Configuration BioNLP F1 Irma17 F1 Description
HAMR (Full) 72.7 73.4 Complete model
w/o Resampling 71.4 72.1 Removed neighborhood resampling
w/o Meta-Weight 70.9 71.8 Removed adaptive weighting
w/o Neighborhood Boost 71.8 72.5 Removed KNN neighborhood boost

Key Findings

  • HAMR achieves the best Macro-F1 across all 6 datasets, with the largest advantage (+1.9 pp) on the highly imbalanced Cyclone-Idai19 dataset (\(IR=98.4\)).
  • Both modules contribute synergistically; removing either leads to performance degradation, though meta-weighting contributes slightly more than resampling.
  • Neighborhood enhancement provides a consistent marginal gain (+0.6–0.9 pp), proving the value of diffusing difficulty from single points to regions.

Highlights & Insights

  • The "try-before-you-act" strategy of bi-level meta-optimization is elegant—pre-meta weights act as a "draft," and feedback from the meta-validation set allows the weight network to learn which weight distributions truly favor generalization.

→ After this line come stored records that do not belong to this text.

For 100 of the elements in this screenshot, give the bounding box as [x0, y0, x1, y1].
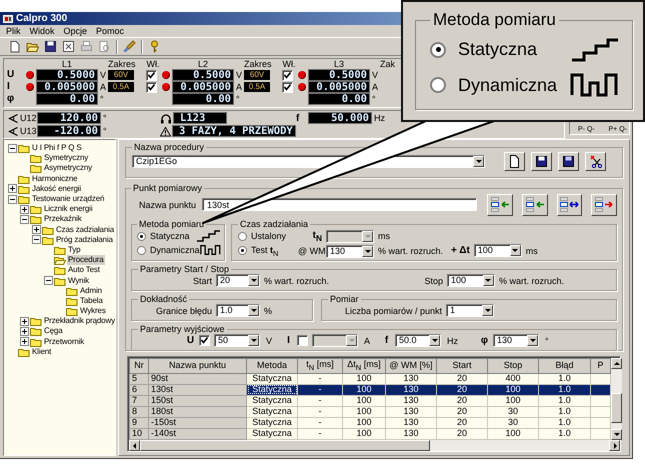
table-row[interactable]: 7 150st Statyczna - 100 130 20 100 1.0 — [130, 395, 610, 406]
column-header[interactable]: Nr — [130, 358, 148, 374]
page-icon[interactable] — [8, 40, 21, 53]
table-cell: 9 — [130, 417, 148, 428]
expander-icon[interactable] — [32, 235, 41, 244]
tree-item[interactable]: Asymetryczny — [43, 163, 93, 174]
vertical-scrollbar[interactable] — [611, 358, 622, 440]
floppy-icon[interactable] — [44, 40, 57, 53]
list-arrow-button[interactable] — [487, 194, 513, 216]
menu-item[interactable]: Plik — [6, 26, 21, 36]
checkbox[interactable] — [146, 82, 157, 92]
menu-item[interactable]: Pomoc — [96, 26, 124, 36]
radio-option[interactable]: Dynamiczna — [430, 74, 558, 96]
tree-item[interactable]: Klient — [31, 346, 52, 357]
tree-item[interactable]: U I Phi f P Q S — [31, 143, 83, 154]
cut-button[interactable] — [585, 152, 606, 171]
checkbox[interactable] — [199, 335, 210, 346]
table-row[interactable]: 9 -150st Statyczna - 100 130 20 30 1.0 — [130, 417, 610, 428]
dropdown[interactable]: 100 — [474, 244, 522, 257]
tree-item[interactable]: Procedura — [67, 255, 105, 266]
tree-item[interactable]: Przetwornik — [43, 336, 86, 347]
list-arrow-button[interactable] — [522, 194, 548, 216]
dropdown[interactable]: 1 — [446, 304, 494, 317]
expander-icon[interactable] — [32, 225, 41, 234]
checkbox[interactable] — [282, 82, 293, 92]
tree-item[interactable]: Próg zadziałania — [55, 234, 114, 245]
radio-option[interactable]: Dynamiczna — [137, 245, 200, 255]
menu-item[interactable]: Widok — [30, 26, 55, 36]
list-arrow-icon — [594, 197, 614, 212]
expander-icon[interactable] — [20, 204, 29, 214]
folder-icon[interactable] — [26, 40, 39, 53]
tree-item[interactable]: Wykres — [79, 306, 107, 316]
radio-indicator[interactable] — [430, 42, 446, 58]
dropdown[interactable]: 50.0 — [395, 334, 441, 347]
table-row[interactable]: 8 180st Statyczna - 100 130 20 30 1.0 — [130, 406, 610, 418]
dropdown[interactable]: 130 — [493, 334, 539, 347]
radio-option[interactable]: Statyczna — [430, 39, 538, 60]
save-as-button[interactable] — [558, 152, 579, 171]
radio-option[interactable]: Statyczna — [137, 231, 190, 241]
radio-indicator[interactable] — [137, 232, 146, 240]
table-row[interactable]: 10 -140st Statyczna - 100 130 20 100 1.0 — [130, 428, 610, 440]
tree-item[interactable]: Przekładnik prądowy — [43, 316, 116, 326]
expander-icon[interactable] — [20, 337, 29, 346]
tree-item[interactable]: Symetryczny — [43, 153, 90, 164]
tree-item[interactable]: Jakość energii — [31, 184, 82, 194]
radio-option[interactable]: Test t$_{N}$ — [238, 244, 294, 258]
column-header[interactable]: Metoda — [246, 358, 298, 374]
tree-item[interactable]: Przekaźnik — [43, 214, 83, 224]
column-header[interactable]: Nazwa punktu — [148, 358, 246, 374]
menu-item[interactable]: Opcje — [64, 26, 88, 36]
page-magnifier-icon[interactable] — [98, 40, 111, 53]
text-field[interactable]: 130st — [202, 198, 478, 211]
tree-item[interactable]: Testowanie urządzeń — [31, 194, 106, 204]
expander-icon[interactable] — [8, 184, 17, 194]
column-header[interactable]: @ WM [%] — [386, 358, 436, 374]
column-header[interactable]: Δt$_{N}$ [ms] — [342, 358, 386, 374]
dropdown[interactable]: 20 — [216, 274, 260, 287]
expander-icon[interactable] — [44, 276, 53, 286]
horizontal-scrollbar[interactable] — [129, 440, 620, 451]
radio-indicator[interactable] — [137, 246, 146, 254]
expander-icon[interactable] — [20, 326, 29, 336]
tree-item[interactable]: Typ — [67, 244, 82, 255]
dropdown[interactable]: 130 — [326, 244, 374, 258]
column-header[interactable]: P — [590, 358, 610, 374]
key-icon[interactable] — [148, 40, 161, 53]
table-row[interactable]: 5 90st Statyczna - 100 130 20 400 1.0 — [130, 373, 610, 384]
list-arrow-button[interactable] — [591, 194, 617, 216]
printer-icon[interactable] — [80, 40, 93, 53]
column-header[interactable]: Stop — [488, 358, 538, 374]
expander-icon[interactable] — [8, 194, 17, 204]
column-header[interactable]: Błąd — [538, 358, 590, 374]
crossed-box-icon[interactable] — [62, 40, 75, 53]
tree-item[interactable]: Cęga — [43, 326, 64, 336]
column-header[interactable]: t$_{N}$ [ms] — [298, 358, 342, 374]
expander-icon[interactable] — [20, 316, 29, 326]
dropdown[interactable]: 50 — [214, 334, 260, 347]
dropdown[interactable]: 1.0 — [216, 304, 260, 317]
tree-item[interactable]: Harmoniczne — [31, 174, 78, 184]
tree-item[interactable]: Admin — [79, 286, 103, 296]
tree-item[interactable]: Licznik energii — [43, 204, 94, 214]
brush-icon[interactable] — [123, 40, 136, 53]
checkbox[interactable] — [146, 70, 157, 80]
unit-label: ° — [102, 112, 107, 124]
radio-indicator[interactable] — [430, 77, 446, 94]
expander-icon[interactable] — [20, 214, 29, 224]
expander-icon[interactable] — [8, 144, 17, 153]
table-row[interactable]: 6 130st Statyczna - 100 130 20 100 1.0 — [130, 384, 610, 396]
checkbox[interactable] — [282, 70, 293, 80]
tree-item[interactable]: Auto Test — [67, 265, 101, 276]
folder-icon — [18, 184, 30, 194]
column-header[interactable]: Start — [436, 358, 488, 374]
save-button[interactable] — [531, 152, 552, 171]
list-arrow-button[interactable] — [556, 194, 582, 216]
radio-indicator[interactable] — [238, 246, 247, 256]
tree-item[interactable]: Czas zadziałania — [55, 224, 116, 235]
field-label: Nazwa punktu — [139, 200, 196, 210]
dropdown[interactable]: 100 — [446, 274, 495, 287]
tree-item[interactable]: Wynik — [67, 276, 90, 286]
new-button[interactable] — [504, 152, 525, 171]
tree-item[interactable]: Tabela — [79, 296, 104, 306]
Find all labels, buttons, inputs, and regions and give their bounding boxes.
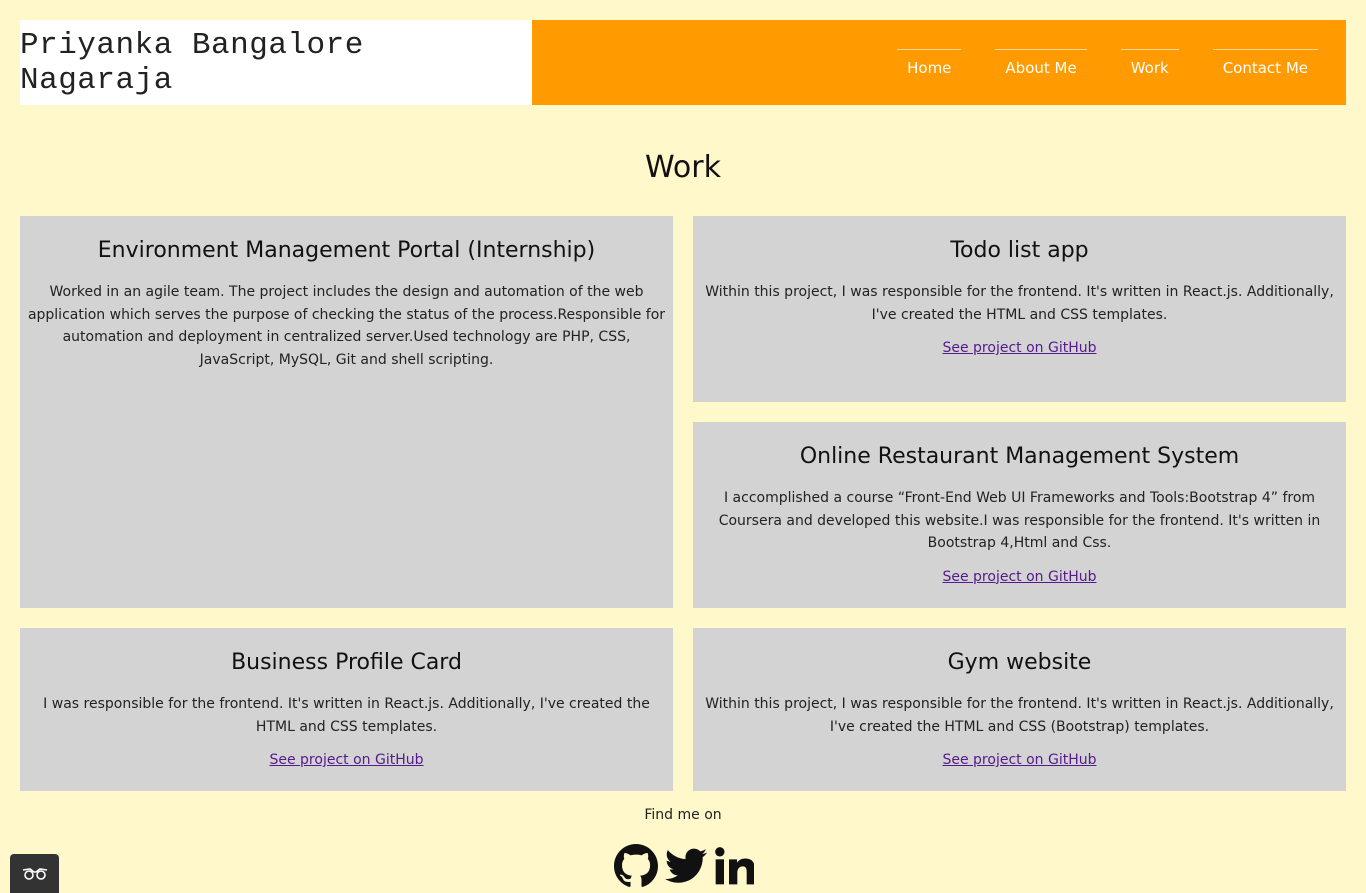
- github-project-link[interactable]: See project on GitHub: [269, 752, 423, 768]
- github-project-link[interactable]: See project on GitHub: [942, 340, 1096, 356]
- glasses-icon: [22, 867, 47, 880]
- project-description: I accomplished a course “Front-End Web U…: [718, 490, 1321, 551]
- project-description: Within this project, I was responsible f…: [705, 696, 1334, 735]
- nav-about-me[interactable]: About Me: [995, 48, 1087, 77]
- project-title: Business Profile Card: [231, 650, 462, 675]
- project-description: I was responsible for the frontend. It's…: [43, 696, 650, 735]
- reading-mode-button[interactable]: [10, 854, 59, 893]
- project-title: Todo list app: [950, 238, 1089, 263]
- linkedin-icon[interactable]: [714, 846, 754, 886]
- project-title: Gym website: [947, 650, 1092, 675]
- site-brand: Priyanka Bangalore Nagaraja: [20, 20, 532, 105]
- nav-work[interactable]: Work: [1120, 48, 1179, 77]
- github-icon[interactable]: [614, 844, 658, 888]
- project-card-restaurant-system: Online Restaurant Management System I ac…: [693, 422, 1346, 608]
- find-me-text: Find me on: [644, 807, 722, 823]
- social-links: [614, 843, 754, 889]
- project-title: Environment Management Portal (Internshi…: [97, 238, 596, 263]
- project-card-environment-portal: Environment Management Portal (Internshi…: [20, 216, 673, 608]
- project-description: Within this project, I was responsible f…: [705, 284, 1334, 323]
- page-title: Work: [645, 150, 721, 185]
- github-project-link[interactable]: See project on GitHub: [942, 569, 1096, 585]
- project-card-business-profile: Business Profile Card I was responsible …: [20, 628, 673, 791]
- project-title: Online Restaurant Management System: [799, 444, 1240, 469]
- project-card-todo-app: Todo list app Within this project, I was…: [693, 216, 1346, 402]
- nav-home[interactable]: Home: [897, 48, 962, 77]
- main-nav: Home About Me Work Contact Me: [532, 20, 1346, 105]
- site-header: Priyanka Bangalore Nagaraja Home About M…: [20, 20, 1346, 105]
- github-project-link[interactable]: See project on GitHub: [942, 752, 1096, 768]
- twitter-icon[interactable]: [665, 847, 707, 885]
- nav-contact-me[interactable]: Contact Me: [1212, 48, 1318, 77]
- project-description: Worked in an agile team. The project inc…: [27, 284, 666, 368]
- project-card-gym-website: Gym website Within this project, I was r…: [693, 628, 1346, 791]
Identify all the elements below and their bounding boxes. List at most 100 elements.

This concept is transferable to any scenario requiring dynamic training priority adjustment.
  • The neighborhood-enhanced resampling approach is unique—treating hard samples as "seeds" and diffusing difficulty signals through semantic neighborhoods is more robust than focusing on isolated hard samples.
  • The unified framework design decouples "what to focus on" (weights determine how to learn) and "what to see" (resampling determines what to learn from).

Limitations & Future Work

  • Reliance on FAISS for KNN may present computational bottlenecks for extremely large datasets.
  • Construction of the meta-validation set relies on assumptions regarding reasonable class distributions.
  • Validated only on BERT-based encoders; applicability in the LLM era remains unknown.
  • Integration with synthetic data augmentation methods has not been explored.
  • vs Focal Loss/Dice Loss: Static heuristics do not distinguish instance difficulty; HAMR dynamically learns instance weights.
  • vs Meta-Weight-Net: Similar meta-learning frameworks lack neighborhood resampling; HAMR adds region-level training distribution adjustments.
  • vs SMOTE: Instead of synthesizing new samples, HAMR dynamically adjusts existing sample weights and frequencies, making it more lightweight and free from generation noise.

Rating

  • Novelty: ⭐⭐⭐⭐ The combination of bi-level meta-optimization and neighborhood resampling is novel, though individual components have precedents.
  • Experimental Thoroughness: ⭐⭐⭐⭐ Covering 6 datasets across 2 tasks with detailed ablation, though more comparisons with recent methods could be included.
  • Writing Quality: ⭐⭐⭐⭐ Method is clear, and the algorithmic pseudocode is complete.
  • Value: ⭐⭐⭐⭐ Provides a general and effective solution for class imbalance in NLP.